Chapter 11: The Great Deluge
It is not difficult to believe Nephilim overreached in viewing themselves as earthly gods, given the great size and strength that these giants must have possessed, pitted against the average size of a man of that time, in addition to their immortal spirits. Nephilim were easily capable of dominating life at that time, and every form of cultural structure by force. Ergo, they became the leaders of the ancient world, systematically enslaving the peoples and imposing their wills and ways upon them, which would have included the introduction of new gods. These very large and powerful beings became the potentates of old. Their power and influence would so dominate the antediluvian period that as a consequence, the greatest catastrophe ever to strike the earth in that age would be poured out onto the earth. They were, according to the biblical scholar J. R. Porter, the “mighty men of old” that became the embodiment of “absolute power” of the ancient world. 21
Even though Baruch recorded this race of giants was skilled in the art of war and intimidation, as taught to them by Azazel, their fate was always sealed from the beginning. God did not choose this race for Himself, and therefore, He withheld the true ways of knowledge and wisdom from them. 22 The Nephilim had power deriving from their strength but not from their intelligence. They lacked the required wisdom and insight to avert catastrophe and rule wisely and justly. As a result, they were easily led into open rebellion against God by their procreators. Forbidden knowledge from the corrupted Cainites that collaborated with the Nephilim served only as an accelerator on their journey into destruction. Nephilim plunged headlong into destruction but did not have the wisdom to save themselves. The combined evil of their legacy, along with what Unger’s calls the unnatural union violating God’s divinely created natural orders of being, was of such shocking abnormality as to necessitate the worldwide divine judgment, remembered as the flood. 23
God, however, did not simply summarily judge and condemn those evil giants and all humankind. Through the righteousness of Noah, He delivered an olive branch to those demigods.

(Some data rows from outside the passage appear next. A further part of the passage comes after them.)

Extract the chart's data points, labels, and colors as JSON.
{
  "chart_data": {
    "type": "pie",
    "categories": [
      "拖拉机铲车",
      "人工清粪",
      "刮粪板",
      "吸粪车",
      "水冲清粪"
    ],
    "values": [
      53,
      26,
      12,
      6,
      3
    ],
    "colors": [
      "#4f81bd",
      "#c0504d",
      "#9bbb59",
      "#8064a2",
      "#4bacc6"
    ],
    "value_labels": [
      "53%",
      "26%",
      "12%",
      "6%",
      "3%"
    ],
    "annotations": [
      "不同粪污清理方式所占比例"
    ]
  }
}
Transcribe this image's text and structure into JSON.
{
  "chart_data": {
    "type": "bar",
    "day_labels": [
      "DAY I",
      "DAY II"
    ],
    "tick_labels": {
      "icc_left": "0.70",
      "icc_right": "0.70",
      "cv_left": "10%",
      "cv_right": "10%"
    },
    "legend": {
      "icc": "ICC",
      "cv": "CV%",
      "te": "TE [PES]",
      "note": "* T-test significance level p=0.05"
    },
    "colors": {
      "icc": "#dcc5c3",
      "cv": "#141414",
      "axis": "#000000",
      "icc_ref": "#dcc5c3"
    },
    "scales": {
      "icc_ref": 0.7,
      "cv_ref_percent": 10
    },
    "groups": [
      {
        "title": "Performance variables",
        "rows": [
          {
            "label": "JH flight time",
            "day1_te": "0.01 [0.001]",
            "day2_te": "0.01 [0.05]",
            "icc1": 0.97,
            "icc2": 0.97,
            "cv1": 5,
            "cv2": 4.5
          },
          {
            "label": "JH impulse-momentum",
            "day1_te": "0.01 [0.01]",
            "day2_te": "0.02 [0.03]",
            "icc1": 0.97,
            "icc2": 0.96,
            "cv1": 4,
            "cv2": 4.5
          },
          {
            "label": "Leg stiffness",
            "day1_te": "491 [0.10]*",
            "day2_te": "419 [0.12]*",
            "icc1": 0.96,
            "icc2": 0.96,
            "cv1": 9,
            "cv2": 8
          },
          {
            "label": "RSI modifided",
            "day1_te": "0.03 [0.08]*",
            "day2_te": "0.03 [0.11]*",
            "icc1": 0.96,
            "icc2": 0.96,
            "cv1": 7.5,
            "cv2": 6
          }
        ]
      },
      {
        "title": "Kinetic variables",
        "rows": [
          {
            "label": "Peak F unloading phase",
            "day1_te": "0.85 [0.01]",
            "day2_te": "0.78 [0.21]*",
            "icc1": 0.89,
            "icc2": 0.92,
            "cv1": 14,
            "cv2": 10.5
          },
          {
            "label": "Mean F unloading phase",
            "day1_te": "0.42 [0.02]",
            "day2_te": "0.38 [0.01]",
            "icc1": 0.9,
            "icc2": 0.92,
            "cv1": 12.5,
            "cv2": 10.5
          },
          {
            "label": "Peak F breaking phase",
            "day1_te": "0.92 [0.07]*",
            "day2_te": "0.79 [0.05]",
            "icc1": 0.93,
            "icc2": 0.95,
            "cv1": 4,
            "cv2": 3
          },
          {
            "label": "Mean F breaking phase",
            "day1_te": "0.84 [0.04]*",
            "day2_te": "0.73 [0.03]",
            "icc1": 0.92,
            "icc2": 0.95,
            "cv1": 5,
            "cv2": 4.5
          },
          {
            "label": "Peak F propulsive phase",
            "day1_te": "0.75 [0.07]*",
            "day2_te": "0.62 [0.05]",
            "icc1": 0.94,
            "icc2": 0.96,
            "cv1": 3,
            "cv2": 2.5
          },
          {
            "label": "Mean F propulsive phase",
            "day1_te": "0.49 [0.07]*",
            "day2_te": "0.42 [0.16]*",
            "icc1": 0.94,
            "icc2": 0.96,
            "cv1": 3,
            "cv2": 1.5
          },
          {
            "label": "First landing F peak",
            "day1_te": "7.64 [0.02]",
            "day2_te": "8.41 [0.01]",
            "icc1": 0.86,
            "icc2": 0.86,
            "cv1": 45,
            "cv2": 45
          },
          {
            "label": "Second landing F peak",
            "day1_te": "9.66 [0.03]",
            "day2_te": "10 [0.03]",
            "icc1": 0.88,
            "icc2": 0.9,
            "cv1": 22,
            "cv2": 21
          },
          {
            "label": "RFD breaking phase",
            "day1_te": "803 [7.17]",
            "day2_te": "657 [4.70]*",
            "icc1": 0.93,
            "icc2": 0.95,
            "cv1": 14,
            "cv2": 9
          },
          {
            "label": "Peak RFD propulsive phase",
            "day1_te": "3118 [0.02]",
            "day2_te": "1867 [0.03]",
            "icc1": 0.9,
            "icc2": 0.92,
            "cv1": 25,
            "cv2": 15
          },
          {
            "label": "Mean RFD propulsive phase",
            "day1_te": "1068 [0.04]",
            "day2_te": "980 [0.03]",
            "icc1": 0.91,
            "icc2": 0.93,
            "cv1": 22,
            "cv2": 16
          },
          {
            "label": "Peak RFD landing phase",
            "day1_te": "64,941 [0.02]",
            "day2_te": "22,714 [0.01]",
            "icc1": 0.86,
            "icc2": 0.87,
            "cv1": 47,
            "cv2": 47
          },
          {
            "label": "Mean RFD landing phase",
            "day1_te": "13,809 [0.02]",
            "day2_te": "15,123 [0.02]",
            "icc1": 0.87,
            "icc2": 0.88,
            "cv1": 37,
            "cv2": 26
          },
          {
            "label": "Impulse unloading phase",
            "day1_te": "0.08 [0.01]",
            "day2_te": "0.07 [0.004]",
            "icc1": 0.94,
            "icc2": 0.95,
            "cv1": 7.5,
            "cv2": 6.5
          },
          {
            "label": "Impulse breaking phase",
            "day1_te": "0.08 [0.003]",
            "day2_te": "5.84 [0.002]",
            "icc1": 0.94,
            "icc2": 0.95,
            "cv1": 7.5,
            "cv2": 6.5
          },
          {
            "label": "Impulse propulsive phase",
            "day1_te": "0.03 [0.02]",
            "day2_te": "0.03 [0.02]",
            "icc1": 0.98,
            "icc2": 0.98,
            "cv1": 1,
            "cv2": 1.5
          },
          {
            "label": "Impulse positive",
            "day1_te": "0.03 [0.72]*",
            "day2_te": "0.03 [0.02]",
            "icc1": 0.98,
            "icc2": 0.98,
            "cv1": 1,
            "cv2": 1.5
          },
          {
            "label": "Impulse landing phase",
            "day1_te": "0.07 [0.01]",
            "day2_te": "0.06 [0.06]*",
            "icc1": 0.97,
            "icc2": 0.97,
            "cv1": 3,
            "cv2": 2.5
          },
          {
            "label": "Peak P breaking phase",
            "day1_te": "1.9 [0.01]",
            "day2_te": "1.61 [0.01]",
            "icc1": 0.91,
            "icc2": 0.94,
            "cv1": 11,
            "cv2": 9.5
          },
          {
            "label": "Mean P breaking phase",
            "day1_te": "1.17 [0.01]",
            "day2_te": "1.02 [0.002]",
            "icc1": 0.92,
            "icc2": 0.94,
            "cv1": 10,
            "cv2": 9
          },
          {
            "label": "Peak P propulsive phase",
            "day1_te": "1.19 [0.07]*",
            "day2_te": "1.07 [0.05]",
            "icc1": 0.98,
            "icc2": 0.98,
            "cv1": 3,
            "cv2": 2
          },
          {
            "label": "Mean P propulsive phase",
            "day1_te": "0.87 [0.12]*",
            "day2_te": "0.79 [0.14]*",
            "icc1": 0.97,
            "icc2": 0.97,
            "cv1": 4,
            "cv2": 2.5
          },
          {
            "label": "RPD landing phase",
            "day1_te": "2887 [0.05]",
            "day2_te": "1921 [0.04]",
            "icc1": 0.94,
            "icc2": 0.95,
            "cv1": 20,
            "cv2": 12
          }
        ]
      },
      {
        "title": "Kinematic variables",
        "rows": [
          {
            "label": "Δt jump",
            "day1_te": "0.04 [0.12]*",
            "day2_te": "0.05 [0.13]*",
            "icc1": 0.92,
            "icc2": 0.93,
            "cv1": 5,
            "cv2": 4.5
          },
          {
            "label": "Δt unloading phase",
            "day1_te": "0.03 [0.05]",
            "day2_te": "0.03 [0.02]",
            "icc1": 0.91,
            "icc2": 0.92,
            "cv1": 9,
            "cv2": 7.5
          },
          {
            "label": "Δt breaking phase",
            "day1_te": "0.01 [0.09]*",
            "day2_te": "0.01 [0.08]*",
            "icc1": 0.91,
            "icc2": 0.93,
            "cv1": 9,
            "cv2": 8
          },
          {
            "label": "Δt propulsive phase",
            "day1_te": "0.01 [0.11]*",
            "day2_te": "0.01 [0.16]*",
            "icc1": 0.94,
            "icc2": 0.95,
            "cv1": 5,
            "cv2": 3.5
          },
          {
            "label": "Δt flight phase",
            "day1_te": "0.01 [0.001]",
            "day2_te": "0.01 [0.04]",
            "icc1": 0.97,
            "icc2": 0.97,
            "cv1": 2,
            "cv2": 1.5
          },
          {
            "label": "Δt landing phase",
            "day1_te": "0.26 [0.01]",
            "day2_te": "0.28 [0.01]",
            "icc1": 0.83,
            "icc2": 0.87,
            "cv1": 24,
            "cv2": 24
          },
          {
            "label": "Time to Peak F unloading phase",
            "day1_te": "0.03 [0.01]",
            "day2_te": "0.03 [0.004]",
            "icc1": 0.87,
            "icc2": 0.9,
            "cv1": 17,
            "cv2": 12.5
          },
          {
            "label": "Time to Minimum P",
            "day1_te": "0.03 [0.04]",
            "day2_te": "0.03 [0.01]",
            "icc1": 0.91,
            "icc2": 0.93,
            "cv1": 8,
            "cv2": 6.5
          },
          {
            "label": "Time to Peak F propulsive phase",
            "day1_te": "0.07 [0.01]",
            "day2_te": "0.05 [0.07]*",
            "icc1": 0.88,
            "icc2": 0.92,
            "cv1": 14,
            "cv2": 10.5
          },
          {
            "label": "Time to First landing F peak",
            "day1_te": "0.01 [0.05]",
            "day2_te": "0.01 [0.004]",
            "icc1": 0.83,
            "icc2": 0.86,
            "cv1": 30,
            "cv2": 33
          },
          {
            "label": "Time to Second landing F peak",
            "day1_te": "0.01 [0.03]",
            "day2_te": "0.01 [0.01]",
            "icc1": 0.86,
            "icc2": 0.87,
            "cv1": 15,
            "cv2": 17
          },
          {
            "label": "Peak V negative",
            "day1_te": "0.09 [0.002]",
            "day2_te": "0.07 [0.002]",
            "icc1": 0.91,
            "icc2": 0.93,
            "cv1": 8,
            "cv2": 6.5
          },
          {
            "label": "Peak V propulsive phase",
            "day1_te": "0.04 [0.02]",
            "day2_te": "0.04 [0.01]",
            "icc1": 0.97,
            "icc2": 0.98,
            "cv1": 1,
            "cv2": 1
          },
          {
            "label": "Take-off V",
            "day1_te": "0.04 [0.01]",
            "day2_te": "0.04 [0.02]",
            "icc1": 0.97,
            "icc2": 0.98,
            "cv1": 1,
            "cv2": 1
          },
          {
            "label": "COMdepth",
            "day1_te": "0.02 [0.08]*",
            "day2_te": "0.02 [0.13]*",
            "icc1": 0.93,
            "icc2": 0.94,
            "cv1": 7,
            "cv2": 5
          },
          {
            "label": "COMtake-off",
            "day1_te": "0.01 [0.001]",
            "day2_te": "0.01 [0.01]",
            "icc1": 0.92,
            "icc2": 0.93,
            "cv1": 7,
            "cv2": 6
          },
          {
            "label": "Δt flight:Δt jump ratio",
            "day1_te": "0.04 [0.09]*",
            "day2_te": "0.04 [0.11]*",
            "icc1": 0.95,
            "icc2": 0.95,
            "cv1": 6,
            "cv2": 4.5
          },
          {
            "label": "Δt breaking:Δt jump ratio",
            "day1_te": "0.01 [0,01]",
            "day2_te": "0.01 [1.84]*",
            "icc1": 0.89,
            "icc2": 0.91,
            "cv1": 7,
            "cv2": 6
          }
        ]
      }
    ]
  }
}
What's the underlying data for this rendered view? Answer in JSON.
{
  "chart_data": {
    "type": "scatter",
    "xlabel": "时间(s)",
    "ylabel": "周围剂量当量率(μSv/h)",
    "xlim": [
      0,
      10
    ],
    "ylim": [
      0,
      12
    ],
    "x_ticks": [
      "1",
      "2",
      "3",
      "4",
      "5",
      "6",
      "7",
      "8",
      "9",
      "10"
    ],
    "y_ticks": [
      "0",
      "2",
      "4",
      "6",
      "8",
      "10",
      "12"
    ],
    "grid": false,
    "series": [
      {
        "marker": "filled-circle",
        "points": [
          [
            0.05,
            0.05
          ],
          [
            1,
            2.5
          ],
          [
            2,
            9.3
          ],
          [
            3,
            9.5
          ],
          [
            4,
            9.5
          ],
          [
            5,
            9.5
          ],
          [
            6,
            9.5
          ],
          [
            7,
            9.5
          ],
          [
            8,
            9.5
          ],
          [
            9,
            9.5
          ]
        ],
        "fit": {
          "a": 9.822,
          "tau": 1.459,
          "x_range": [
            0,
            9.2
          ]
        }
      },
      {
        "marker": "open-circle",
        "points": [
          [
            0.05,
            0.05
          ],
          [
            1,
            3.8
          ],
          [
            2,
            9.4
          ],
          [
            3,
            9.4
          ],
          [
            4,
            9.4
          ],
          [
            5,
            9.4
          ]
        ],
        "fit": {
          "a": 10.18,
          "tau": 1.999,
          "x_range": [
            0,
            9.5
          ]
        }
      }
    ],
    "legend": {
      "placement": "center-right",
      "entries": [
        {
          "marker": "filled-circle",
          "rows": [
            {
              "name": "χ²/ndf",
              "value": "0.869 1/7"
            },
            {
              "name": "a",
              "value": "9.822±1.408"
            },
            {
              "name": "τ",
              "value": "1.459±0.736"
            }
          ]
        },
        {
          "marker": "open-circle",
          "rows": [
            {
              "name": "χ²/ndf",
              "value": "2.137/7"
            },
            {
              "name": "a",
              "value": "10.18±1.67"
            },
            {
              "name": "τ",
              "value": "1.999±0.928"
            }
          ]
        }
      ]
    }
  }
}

As per the accounts of Josephus, Noah toiled to persuade those brutal potentates to change their ways and honor God as the true God of the universe. 24 The Qur’an records that Noah was sent as a messenger and a prophet of God to warn the antediluvians to worship only God and no other gods, to repent of their evils ways or a face the wrath and destruction of a fearsome day to come. 25 The interrelationship between Noah and the Nephilim is rich in its detail and intriguing in its nature.